Не проснулась русская весна. Еще нежится в утробе матери-зимы. Утренниками робкими ноздреватый, жженым сахаром подернутый снег сочится ручьями талой воды едва. Но днем солнышко красное пробивается сквозь серое лоскутьё туч ненадолго, однако и того довольно, чтобы и снег, и эти голые стволы берез с тонкими, полощущимися на ветру берестовыми лоскутами, и крокодилова кожа старых тополей, и сам этот московский воздух напитались жизнью, предчувствием скорого тепла, сладостным и горьким дыханием пробуждающейся земли. Деловито вышагивают по крепкому насту вороны. Ищут веточки гибкие. Мох прошлогодний. Птичье перо. Пришла им пора вить новые гнезда, а кому, может, и старые латать. Время и природа велят им продолжать вороний их век новым горластым потомством, что живет рядом с человеком с незапамятных эпох, украшая жизнь нашу хотя бы и сварливым, порой даже склочным, но таким привычным всякому сердцу граем. Щеглы черноголовые снуют по подлеску. С ветки на ветку, пырхая крылышками, спешат. Щавель конский, лопухи да головки репья пощипаны еще по зиме, но, может, где еще и остались усохшие заросли сорняка, чтоб разжилась птаха Божья хоть малым прокормом, понабралась силушки для будущих брачных утех. Люди добрые, кто по теплому душевному складу, кто в целях воспитательных, дабы привить потомкам чувство сопричастности к живой природе, сыплют семечки в голубые пакеты из-под молока, хлебную крошку, просроченную, но для дикого населения городских парков вполне съедобную крупу. На редких проталинах – прозрачный лед, под которым видна спутанная прошлогодняя трава, застывшие, как в стекле, мясистые листья подорожника, шелуха шишек.

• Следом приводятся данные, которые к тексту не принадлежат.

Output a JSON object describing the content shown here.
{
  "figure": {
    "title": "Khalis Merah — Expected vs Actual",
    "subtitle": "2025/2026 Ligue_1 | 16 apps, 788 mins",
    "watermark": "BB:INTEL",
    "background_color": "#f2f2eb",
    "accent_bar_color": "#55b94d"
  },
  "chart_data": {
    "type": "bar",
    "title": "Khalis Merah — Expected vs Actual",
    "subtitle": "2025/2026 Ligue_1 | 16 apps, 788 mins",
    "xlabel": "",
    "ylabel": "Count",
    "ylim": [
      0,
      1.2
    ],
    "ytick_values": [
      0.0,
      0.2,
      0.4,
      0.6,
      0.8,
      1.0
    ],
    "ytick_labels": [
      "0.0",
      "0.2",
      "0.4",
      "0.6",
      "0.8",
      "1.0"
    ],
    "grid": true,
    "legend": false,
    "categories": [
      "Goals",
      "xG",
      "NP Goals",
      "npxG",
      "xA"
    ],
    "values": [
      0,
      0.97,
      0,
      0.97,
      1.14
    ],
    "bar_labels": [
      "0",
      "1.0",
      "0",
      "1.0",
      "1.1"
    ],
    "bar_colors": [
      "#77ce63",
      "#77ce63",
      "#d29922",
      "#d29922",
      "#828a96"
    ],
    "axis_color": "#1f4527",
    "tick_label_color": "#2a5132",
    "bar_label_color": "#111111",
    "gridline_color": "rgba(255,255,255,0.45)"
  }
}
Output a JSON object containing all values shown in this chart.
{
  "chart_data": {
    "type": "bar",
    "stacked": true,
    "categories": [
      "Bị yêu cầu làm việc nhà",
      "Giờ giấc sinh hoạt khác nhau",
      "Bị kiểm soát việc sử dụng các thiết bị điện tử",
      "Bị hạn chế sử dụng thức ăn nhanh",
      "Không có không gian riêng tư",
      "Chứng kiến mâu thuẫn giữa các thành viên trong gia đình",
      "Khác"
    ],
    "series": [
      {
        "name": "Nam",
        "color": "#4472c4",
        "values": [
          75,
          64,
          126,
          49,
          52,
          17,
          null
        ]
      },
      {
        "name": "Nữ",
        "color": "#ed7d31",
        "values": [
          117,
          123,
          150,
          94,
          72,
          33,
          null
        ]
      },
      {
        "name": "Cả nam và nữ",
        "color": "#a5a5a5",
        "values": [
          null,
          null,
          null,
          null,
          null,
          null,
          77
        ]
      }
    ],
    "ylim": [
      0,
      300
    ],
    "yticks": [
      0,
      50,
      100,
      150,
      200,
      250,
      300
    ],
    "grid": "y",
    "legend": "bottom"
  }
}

Пройдет неделя, и растает лед. Выпростает земля-матушка неприбранное, заспанное свое лико на краткий срок, чтобы затем уж расфуфыриться буйным цветом, исступлением весенним взыграть во всю свою неукротимую бабью силу.
Из окошка больничного, возле которого Сашка теперь проживает, пришествие весны чувствуется особенно. Во всю оконную ширь. Перестуком капели по цинковому отливу. Сочным сквознячком сквозь оконные щели. А коли ясно, то и солнечным припеком на макушку. Да вот только совсем не радостно капитану в этот весенний денек. Муторно на душе. Горько. Больно нестерпимо.
Мученичество его началось в тот самый день, когда, очнувшись от наркоза, сперва увидел перед собой веснушчатое лицо ангела своего Серафимы, а еще через пару часов, с помощью ее приподнявшись, обнаружил отсутствие обеих ног. Вместо них – плотно укрытые гипсом обрубки. И рука – на перевязи. Рухнув на подушку казенную, затрясся. Поначалу молча. Затем с подвывом – нутряным, животным. Без слез. Опытная в мужицких страданиях Серафима тут же вколола ему внутримышечно бромкамфоры и укрыла, словно мама, собственным телом. Так он и трясся у нее на плече, вдыхая запах дешевых индийских духов, карболки и свежего девичьего тела. Именно эти запахи с тех самых пор, вместе и по отдельности, вызывали у него неодолимое чувство смятения.